“Back to school, back to school, to prove to dad that I'm not a fool. I've got my lunch packed up, my boots tied tight, I hope I don't get in a fight. Ohhhh...back to school.”
For Billy Madison and all of the students returning to school over the next few weeks, the goal is pretty simple, go to school, make the grade and stay out of trouble. But students aren’t the only ones with new lessons to learn.
This summer DynamicAction released new research from IHL Group, “Retailers and the Ghost Economy: The Haunting of Returns.” A quick glance at the report reveals that retailers have some valuable lessons to learn regarding how to avoid costly returns. A few simple steps can go a long way towards saving the industry $642.6 billion a year in global revenue.
To help get retailers on a path towards fewer returns and greater revenue gains, here are a few fundamental strategies that can be implemented once retailers have the ability to track and review the reasons for returns.

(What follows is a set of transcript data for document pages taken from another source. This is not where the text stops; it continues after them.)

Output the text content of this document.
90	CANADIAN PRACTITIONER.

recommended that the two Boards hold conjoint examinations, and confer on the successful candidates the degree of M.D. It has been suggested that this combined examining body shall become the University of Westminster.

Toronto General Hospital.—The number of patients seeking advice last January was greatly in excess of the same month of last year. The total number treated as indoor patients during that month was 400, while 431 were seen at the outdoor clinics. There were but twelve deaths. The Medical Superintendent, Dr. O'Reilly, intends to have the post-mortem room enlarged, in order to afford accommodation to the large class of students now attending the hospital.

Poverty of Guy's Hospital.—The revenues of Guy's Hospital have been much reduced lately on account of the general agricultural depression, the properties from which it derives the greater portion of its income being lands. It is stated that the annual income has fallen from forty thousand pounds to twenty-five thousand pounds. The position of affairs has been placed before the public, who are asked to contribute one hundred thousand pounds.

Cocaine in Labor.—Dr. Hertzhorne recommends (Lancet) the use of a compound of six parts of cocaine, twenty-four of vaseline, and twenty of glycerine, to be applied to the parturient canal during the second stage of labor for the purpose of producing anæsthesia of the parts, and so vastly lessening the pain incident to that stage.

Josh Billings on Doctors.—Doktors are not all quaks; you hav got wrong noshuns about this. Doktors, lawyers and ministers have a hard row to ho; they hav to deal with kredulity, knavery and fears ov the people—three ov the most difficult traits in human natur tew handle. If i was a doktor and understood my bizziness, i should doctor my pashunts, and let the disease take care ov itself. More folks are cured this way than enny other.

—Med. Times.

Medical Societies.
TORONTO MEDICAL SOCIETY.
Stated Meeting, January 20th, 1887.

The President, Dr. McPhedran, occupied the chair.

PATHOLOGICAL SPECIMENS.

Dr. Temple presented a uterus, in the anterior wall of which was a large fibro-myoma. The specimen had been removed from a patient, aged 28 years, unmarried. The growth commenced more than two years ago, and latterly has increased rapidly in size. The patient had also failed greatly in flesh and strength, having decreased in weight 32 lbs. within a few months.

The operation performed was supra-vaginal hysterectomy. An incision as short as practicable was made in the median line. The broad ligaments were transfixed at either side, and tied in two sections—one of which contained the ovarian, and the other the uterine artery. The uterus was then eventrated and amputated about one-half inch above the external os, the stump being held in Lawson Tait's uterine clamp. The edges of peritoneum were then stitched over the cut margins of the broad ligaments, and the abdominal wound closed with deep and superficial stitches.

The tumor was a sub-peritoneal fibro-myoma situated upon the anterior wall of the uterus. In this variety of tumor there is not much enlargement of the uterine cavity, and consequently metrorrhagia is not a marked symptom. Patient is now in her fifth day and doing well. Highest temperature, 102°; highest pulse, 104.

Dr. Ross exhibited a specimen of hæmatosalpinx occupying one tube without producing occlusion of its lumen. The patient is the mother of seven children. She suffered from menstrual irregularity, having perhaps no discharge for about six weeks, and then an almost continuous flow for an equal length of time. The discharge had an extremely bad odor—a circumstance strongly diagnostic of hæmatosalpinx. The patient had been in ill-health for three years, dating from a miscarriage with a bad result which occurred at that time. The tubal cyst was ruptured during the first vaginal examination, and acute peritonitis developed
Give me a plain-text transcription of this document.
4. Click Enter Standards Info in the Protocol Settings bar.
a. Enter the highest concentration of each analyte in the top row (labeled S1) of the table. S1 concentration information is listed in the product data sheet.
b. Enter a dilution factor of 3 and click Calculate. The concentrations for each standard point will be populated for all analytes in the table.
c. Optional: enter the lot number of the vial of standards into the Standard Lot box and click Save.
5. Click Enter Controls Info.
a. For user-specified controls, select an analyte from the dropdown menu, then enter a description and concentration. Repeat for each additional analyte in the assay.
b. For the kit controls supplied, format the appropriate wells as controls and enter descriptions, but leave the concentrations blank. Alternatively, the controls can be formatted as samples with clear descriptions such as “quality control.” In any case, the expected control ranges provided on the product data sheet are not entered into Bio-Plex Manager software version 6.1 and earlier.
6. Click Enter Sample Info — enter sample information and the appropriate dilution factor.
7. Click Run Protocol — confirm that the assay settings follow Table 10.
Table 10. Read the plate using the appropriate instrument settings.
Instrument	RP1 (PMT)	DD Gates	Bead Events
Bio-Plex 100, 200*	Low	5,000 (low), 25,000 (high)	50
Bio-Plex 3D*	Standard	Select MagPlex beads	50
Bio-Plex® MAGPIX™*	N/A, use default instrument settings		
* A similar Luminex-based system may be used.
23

- Track, share, review. Every year, retailers lose $162 billion in revenue due to poor quality, damaged or defective items. Track, share and review returns that are caused by these items with buyers and merchants to recapture revenue and avoid these issues for next year
- Improve in-store signage and product descriptions. To avoid returns due to customers purchasing the wrong items, a $99.3B annual loss for to retailers, work to improve in-store signage, train associates within stores and improve descriptions online. Accurate descriptions go a long way towards gaining shopper trust and saving the industry over $6 billion a year in lost revenue. This will result in not only fewer returns, but also happier and more loyal customers.
- Reinforce positive purchases. Buyer’s remorse drives 14% of all returns. Retailers can combat this by reinforcing purchases and communicating to customers that they “made a great choice” in order to reduce this loss.
- Offer price comparisons. Retailers lose $83.4 billion because of customers return items when they find a better price elsewhere. By implementing price comparison platforms and a dynamic pricing strategy, retailers can eliminate a lot of these pricing competition issues.
- Encourage gift cards and store credit. Consumers often return gifts they don’t want, which might be the most difficult return cause to reverse. However, since this accounts for 10% of all returns, retailers can begin by encouraging gift givers to purchase gift cards. When items are returned to the store, retailers can offer store credit in the hope of recapturing the revenue in future sales with an upsell along the way.
- Ensuring a perfect fit. An additional 10% of returns are caused by wrong sizes. Unfortunately, there are no standards in sizing. However, retailers can use their systems on the front end and back end to help. Retailers can better communicate what their sizes equate to in their stores and on their websites. Sizing reminders for previous purchases can also help.
- Maintain fraud awareness. Return fraud leads to $28.2B worldwide annual loss. This happens when items not purchased at a retailer’s store are returned. Systems and national registries that track scammers can be used to reduce this annual revenue loss.
- Deliver on time! Another issue that is often related to online sales is order fulfillment – a whopping $4.6 billion of sales are lost due to late deliveries. This issue transcends retail categories and the lesson here is to not over-promise in the first place. It is always best to have systems in place than can accurately predict the exact delivery day of an item, with the exception of weather-related obstacles.
By following these simple lessons, retailers are sure to make a passing grade in returns this year!